To console him, he had news on the morrow of the conquest of Camerino.
The septuagenarian Giulio Cesare Varano had opposed to the Borgia forces a stout resistance, what time he sent his two sons Pietro and Gianmaria to Venice for help. It was in the hope of this solicited assistance that he determined to defend his tyranny,and the war opened by a cavalry skirmish in which Venanzio Varano routed the Borgia horse under the command of the Duke of Gravina. Thereafter, however, the Varani had to endure a siege; and the old story of the Romagna sieges was repeated. Varano had given his subjects too much offence in the past, and it was for his subjects now to call the reckoning.
A strong faction, led by a patrician youth of Camerino, demanded the surrender of the State, and, upon being resisted, took arms and opened the gates to the troops of Valentinois. The three Varani were taken prisoners. Old Giulio Cesare was shut up in the Castle of Pergola, where he shortly afterwards died which was not wonderful or unnatural at his time of life, and does not warrant Guicciardini for stating, without authority, that he was strangled. Venanzio and Annibale were imprisoned in the fortress of Cattolica.
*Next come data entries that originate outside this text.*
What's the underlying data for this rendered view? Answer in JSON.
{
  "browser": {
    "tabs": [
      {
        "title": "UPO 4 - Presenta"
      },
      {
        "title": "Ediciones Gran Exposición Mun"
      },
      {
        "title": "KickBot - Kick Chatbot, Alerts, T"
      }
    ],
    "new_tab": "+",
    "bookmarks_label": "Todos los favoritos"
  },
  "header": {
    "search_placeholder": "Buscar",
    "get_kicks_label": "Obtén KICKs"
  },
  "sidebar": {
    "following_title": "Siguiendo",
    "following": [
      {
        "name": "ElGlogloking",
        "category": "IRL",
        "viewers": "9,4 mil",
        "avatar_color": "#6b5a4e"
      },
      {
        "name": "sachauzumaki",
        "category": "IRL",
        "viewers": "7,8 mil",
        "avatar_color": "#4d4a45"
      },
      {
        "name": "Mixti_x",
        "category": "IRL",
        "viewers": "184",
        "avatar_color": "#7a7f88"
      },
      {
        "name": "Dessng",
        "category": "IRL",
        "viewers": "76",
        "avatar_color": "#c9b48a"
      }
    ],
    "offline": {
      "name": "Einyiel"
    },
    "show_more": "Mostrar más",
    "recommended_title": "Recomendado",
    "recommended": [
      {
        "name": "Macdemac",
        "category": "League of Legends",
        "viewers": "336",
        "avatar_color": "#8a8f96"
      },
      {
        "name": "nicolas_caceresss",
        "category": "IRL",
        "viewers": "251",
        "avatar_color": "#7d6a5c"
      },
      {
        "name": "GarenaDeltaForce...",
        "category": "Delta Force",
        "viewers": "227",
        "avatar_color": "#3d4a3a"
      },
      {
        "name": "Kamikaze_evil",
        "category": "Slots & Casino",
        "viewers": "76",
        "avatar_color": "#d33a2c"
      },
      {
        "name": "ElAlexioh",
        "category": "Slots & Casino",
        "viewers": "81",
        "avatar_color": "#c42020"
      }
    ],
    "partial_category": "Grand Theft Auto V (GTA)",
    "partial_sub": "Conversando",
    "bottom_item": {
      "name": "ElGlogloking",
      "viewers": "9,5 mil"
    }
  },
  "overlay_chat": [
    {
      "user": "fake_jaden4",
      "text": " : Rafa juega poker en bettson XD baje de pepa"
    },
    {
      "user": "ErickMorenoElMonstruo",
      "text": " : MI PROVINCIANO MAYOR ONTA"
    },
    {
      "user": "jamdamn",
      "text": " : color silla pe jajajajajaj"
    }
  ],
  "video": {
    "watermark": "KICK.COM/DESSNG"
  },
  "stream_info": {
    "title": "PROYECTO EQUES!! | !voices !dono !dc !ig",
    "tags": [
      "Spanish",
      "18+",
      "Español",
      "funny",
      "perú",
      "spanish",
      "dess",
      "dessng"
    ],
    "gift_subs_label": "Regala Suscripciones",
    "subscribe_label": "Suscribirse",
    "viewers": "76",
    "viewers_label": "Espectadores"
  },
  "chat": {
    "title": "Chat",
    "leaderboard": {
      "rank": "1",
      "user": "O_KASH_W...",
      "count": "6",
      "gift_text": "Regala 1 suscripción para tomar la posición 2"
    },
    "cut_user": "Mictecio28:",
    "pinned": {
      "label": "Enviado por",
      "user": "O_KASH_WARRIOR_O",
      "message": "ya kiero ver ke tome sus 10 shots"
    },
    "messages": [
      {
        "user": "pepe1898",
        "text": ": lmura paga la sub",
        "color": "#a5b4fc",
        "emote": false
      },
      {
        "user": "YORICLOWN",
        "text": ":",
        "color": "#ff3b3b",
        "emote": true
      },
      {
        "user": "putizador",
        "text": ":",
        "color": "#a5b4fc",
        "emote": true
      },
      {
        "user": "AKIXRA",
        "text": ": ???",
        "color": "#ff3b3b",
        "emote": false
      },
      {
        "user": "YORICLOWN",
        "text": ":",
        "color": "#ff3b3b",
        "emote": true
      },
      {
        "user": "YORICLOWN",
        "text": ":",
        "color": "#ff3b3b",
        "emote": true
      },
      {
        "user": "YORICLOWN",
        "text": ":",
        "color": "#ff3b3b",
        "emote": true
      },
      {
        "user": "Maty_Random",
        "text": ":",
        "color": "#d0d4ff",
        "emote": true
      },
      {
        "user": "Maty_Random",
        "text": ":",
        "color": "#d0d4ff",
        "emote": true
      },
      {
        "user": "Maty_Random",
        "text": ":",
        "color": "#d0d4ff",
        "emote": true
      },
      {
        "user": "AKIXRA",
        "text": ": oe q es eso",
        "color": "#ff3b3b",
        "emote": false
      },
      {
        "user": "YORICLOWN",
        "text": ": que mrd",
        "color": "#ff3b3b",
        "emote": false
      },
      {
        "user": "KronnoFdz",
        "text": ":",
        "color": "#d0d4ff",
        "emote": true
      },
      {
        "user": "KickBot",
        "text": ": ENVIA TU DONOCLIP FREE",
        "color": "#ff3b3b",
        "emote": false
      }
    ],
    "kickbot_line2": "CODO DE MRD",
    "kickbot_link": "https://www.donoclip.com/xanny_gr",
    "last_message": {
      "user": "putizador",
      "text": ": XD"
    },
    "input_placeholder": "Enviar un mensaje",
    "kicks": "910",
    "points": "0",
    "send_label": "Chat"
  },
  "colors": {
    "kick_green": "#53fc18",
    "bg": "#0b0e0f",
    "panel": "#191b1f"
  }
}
In connection with this surrender of Camerino, Cesare wrote the following affectionate letter to his sister Lucrezia who was dangerously ill at Ferrara in consequence of her delivery of a still born child :
" Most Illustrious and most Excellent Lady, our very dear Sister, Confident of the circumstance that there can be no more efficacious and salutary medicine for the indisposition from which you are at present suffering than the announcement of good and happy news, we advise you that at this very moment we have received sure tidings of the capture of Camerino. We beg that you will do honour to this message by an immediate improvement, and inform us of it, because, tormented as we are to know you so ill, nothing, not even this felicitous event, can suffice to afford us pleasure. We beg you also kindly to convey the present to the Illustrious Lord Don Alfonso, your husband and our beloved Brother in law, to whom we are not writing to day."